Now Rep. Anthony Weiner, the Queens Democrat preparing to run for mayor of New York City next year, is asking the FBI to drop its probe of Clemens' allegedly false testimony. His reasons are that:
1) Clemens has already suffered enough.
2) The FBI has more important things to do.
3) Congress shouldn't have been involved in the first place--the professional sports leagues should handle steroid use by the athletes.
Weiner is wrong, wrong, wrong.
1) Clemens hasn't begun to suffer enough, for the exact same reasons I noted in the Marion Jones case.
2) Nobody should ever think they can get away with lying to Congress.

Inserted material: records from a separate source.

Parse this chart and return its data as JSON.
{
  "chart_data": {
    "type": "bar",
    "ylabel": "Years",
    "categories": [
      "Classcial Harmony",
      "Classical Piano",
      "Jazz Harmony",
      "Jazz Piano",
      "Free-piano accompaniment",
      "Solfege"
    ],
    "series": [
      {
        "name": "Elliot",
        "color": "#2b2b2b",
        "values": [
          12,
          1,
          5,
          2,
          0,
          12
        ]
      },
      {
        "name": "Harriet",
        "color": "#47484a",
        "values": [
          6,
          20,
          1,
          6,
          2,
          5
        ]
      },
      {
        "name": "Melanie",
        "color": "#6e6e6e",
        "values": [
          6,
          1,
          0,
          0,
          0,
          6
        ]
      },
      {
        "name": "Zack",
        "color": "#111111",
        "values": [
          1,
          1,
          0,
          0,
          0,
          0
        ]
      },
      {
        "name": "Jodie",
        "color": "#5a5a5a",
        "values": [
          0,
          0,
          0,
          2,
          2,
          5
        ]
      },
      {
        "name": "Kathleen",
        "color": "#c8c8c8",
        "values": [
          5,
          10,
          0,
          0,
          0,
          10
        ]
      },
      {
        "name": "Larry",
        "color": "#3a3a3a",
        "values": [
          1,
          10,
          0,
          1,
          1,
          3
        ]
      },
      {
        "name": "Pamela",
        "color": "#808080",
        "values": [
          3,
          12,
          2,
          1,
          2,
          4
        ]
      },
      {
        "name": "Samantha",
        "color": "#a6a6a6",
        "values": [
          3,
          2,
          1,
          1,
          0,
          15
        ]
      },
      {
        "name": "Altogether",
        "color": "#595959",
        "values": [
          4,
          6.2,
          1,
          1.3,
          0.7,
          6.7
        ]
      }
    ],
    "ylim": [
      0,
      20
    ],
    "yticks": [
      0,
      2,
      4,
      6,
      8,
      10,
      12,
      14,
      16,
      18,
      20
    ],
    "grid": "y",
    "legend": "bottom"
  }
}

3) The professional sports leagues (and the athletes' unions) are the last people I'd trust to keep athletes from using performance-enhancing drugs. They know that the fans want to see their teams win, and most want to see records being broken, and few care how it's done.
What Weiner is doing is simply pandering to Clemens' fans, of which there are many in New York, since Clemens played for the Yankees. He's looking for votes in an extremely difficult constituency for him--he's a Mets fan, and Yankees fans generally hate the Mets, and their fans.
I don't think I'm going to be voting for Weiner.
1 hour ago
2 comments:
Let's hear it for Caprice- bastion of civility and the let's-act-nice attitude. I look forward to reading your comments as I know that they will be fair and grammatically correct.
Rita
Who are you calling a bastion?
Oooops. I mean, whom are you calling a bastion?